Mais, et c’est là que l’histoire se corse, il y a une autre protagoniste dans cette affaire. Si Yaacov a un frère jumeau et qu’il y a eu à régler la question de la répartition des rôles comme nous l’avons vu, Rahel aussi a une sœur. Le verset s’empresse d’ailleurs de nous le signaler en précisant que « Léa avait les yeux faibles et Rahel était belle de caractère et belle d’apparence» (Béréchit, XXIX, 17). Il va de soi que la Torah ne veut pas nous dire que Léa était laide, ce n’est pas son habitude de décrire négativement une personne qui n’a rien fait de mal… Et les Sages donnent de nombreuses interprétations de cette description. Je voudrait en retenir deux. La première s’attache au fait que le Texte nous parle ici des « yeux », d’un regard, d’une vision qui n’est pas la même chez les deux soeurs: Rahel a une vision du monde qui lie l’intérieur et l’extérieur. Quant à Léa, elle n’est que vision. Elle est habitée par une vision du monde idéaliste, et puisque le monde n’est pas à la hauteur de ce qu’il devrait être, elle en est triste. Et elle en pleure. Elle pleure, nous dit la deuxième explication de nos Sages, car depuis toujours, les gens disent que puisque Lavan et sa sœur Rivka ont respectivement deux filles et deux fils, la première épousera l’aîné et la seconde, le cadet. Et puisque tout le monde raconte à quel point Essav se comporte mal, elle est malheureuse de s’imaginer mariée avec lui…

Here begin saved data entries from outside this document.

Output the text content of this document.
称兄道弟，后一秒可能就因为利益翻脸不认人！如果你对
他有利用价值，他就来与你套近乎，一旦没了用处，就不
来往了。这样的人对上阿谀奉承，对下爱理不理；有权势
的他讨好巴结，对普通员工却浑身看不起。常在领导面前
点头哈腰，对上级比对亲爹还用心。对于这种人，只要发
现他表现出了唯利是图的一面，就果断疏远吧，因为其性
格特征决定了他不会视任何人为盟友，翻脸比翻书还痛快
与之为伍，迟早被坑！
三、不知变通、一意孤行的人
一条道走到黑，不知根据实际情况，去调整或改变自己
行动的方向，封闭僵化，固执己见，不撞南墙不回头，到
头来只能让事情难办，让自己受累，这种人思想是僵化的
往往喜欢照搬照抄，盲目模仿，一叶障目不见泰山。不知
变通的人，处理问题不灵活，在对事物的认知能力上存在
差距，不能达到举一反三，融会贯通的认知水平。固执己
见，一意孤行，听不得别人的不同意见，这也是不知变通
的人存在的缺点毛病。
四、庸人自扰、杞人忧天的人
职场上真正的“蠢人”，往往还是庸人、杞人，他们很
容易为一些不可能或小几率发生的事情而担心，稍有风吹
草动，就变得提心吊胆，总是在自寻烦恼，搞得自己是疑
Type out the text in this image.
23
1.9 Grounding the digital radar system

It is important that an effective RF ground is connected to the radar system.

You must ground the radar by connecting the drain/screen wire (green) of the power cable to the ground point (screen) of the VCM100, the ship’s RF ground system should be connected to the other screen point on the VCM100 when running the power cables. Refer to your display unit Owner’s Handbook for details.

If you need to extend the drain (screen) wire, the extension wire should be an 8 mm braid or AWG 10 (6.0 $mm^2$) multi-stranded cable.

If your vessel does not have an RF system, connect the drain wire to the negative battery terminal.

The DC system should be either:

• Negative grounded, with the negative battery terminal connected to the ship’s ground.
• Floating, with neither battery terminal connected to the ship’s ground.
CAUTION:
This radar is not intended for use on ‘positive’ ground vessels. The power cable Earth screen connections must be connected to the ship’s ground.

Donc Yaacov et Rahel se rencontrent et sont convaincus qu’ils fonderont un foyer, le foyer du peuple juif à venir. Et comme ils savent que Lavan est capable de tous les coups, ils mettent au point une stratégie pour être bien sûrs d’être mariés l’un à l’autre, en se confiant des codes de reconnaissance. Évidemment, quand le mariage arrive, c’est Léa que Lavan veut marier, et le Midrash nous raconte que Rahel, ayant pitié de sa sœur qui risque d’être humiliée en public lui confie les signes et va même jusqu’à se cacher dans la chambre nuptiale pour répondre aux questions à la place de sa sœur et que celle-ci ne soit pas découverte à cause de sa voix… Léa vit donc le rêve de Rahel à la place de celle-ci et avec son aide, et on préfère ne pas imaginer la souffrance que cela a dû être pour Rahel. On connaît la suite, le lendemain matin Yaacov découvre la supercherie, s’en émeut auprès de Lavan qui lui propose de travailler encore sept ans et d’épouser aussi Rahel…

Cet épisode délicat de l’histoire de nos ancêtres soulève beaucoup de questions, et en vrac, je dirais: pourquoi Léa a été complice de cette histoire? Pourquoi n’a t-elle pas révélé la tromperie de son père à Yaacov? Et n’imaginait-elle pas que même si elle arrivait à passer le cap de la nuit de noce, elle risquait d’en payer le prix en étant détestée par son mari (ce qui s’avéra être le cas assez longtemps par la suite)? Et pourquoi Yaacov, malgré sa contrariété, ne décida pas d’annuler le mariage pour cause de tromperie sur la personne? Pourquoi entérina-t-il quand même cette union? 

Mais la question la plus fondamentale, c’est: qu’est-ce qui a pris à Rahel? Pourquoi, alors qu’avec Yaacov ils avaient précisément envisagé ce cas et mis au point une parade, elle décide soudainement qu’elle ne peut laisser sa sœur se faire humilier? N’avaient-ils pas pensé que c’est ce qui se passerait si Léa était démasquée grâce à leurs codes?! 

Nous, nous lisons l’histoire en en connaissant la fin. Mais si nous posions un regard vierge sur tout cela, nous pourrions mesurer à quel point les deux sœurs prennent un risque énorme. En fait, celui de tout perdre. Parce que Yaacov aurait pu, en découvrant tout ça, décider de rester uniquement avec Léa. Ou encore, de les laisser les deux et de quitter ce drôle de tandem qui semble s’être joué, même à leur corps défendant, de lui?! 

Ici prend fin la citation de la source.